Rachel Bellwoar reviews the miniseries Chernobyl…
From the fire, which first caught people’s attention, because of its strange coloring, to the burn victims who would die from radiation exposure, “seeing is believing” shouldn’t be a phrase that is needed when discussing the Chernobyl disaster yet it’s one that takes on terrible significance in the Sky Atlantic and HBO miniseries, Chernobyl, about the disaster.
On April 26, 1986 one of the nuclear reactors at the Chernobyl Nuclear Power Plant exploded during a safety test that went horribly wrong. That’s the truth, yet you wouldn’t know it by how long it takes for anyone to admit that’s what happened. For too long the official word is a tank exploded, and people believe it because a) they want to, and b) the reactor wasn’t supposed to be able to explode. That Valery Legasov (Jared Harris) – a scientist who worked with politician, Boris Shcherbina (Stellan Skargård), in the days after Chernobyl – is finally able to convince people it was the core comes down to no one realizing graphite could be damning evidence.
Proof isn’t usually a bad thing to ask for, but there’s nothing usual about Chernobyl. As odd a statement as it might be to make about a TV show, at some point in telling the story of Chernobyl you have to let seeing go. Anatoly Dyatlov (Paul Ritter), the supervising engineer, didn’t in the moments after the explosion. He refused to admit the core wasn’t there and by sending plant workers to check in his stead, exposed them to deadly levels of radiation.

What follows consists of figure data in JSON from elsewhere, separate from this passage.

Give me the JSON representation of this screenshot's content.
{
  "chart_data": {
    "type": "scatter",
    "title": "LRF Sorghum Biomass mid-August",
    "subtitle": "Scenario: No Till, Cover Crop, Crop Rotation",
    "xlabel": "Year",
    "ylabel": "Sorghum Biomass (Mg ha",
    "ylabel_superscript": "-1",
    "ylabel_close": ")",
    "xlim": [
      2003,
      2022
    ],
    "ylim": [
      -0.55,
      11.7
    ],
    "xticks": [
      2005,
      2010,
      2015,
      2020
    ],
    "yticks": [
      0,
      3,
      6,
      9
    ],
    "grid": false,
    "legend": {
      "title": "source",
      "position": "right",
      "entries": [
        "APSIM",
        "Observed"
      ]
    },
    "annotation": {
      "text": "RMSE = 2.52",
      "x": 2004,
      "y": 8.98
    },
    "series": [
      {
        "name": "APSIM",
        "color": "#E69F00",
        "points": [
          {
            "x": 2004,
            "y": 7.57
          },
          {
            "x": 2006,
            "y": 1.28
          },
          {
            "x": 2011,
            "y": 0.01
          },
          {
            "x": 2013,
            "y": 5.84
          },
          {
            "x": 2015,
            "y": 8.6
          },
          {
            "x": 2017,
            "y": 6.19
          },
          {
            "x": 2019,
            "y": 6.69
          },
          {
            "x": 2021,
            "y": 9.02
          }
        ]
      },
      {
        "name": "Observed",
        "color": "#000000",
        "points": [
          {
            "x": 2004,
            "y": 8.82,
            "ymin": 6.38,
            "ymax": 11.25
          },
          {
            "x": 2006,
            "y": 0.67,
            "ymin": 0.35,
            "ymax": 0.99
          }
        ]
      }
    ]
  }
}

As many visible horrors as there are in the events surrounding Chernobyl, radiation is invisible and it’s that reality that the show captures so well. Music by Hildur Guðnadóttir and sound step in where images fail, creating tension from scenes where nothing looks outwardly wrong. It’s the difference between knowing you’re in danger and feeling like you are. If you can’t see the danger, it’s harder to believe it’s there and you can tell yourself it might not be as bad as they say. Hearing the danger makes-up the difference and while it’s not a soundtrack you’d listen to in the car, that oppressiveness is key to conveying the seriousness of the situation.
Knowing that civilians can’t hear the music, too, makes it even more painful to watch them agree to jobs that robots couldn’t do. In episode two, three men are sent to empty a water tank beneath the reactor. While necessary to prevent a second explosion, Valery estimates they’ll be dead in a week. A Geiger counter becomes the biggest cruelty of all because they have to hear what they agreed to after it’s too late. A Geiger counter is great if you have the option to turn around, but they don’t, so why bring one at all?
When sound can make a difference, though (an alarm going off during the safety test), Dyatlov is able to tell someone to turn it off. Silence, on Chernobyl, becomes a killer and it’s why this miniseries exists: to speak up so disasters like Chernobyl don’t happen again.
Chernobyl is available on DVD starting July 15th in the UK from Acorn. The Blu-ray is out July 29th.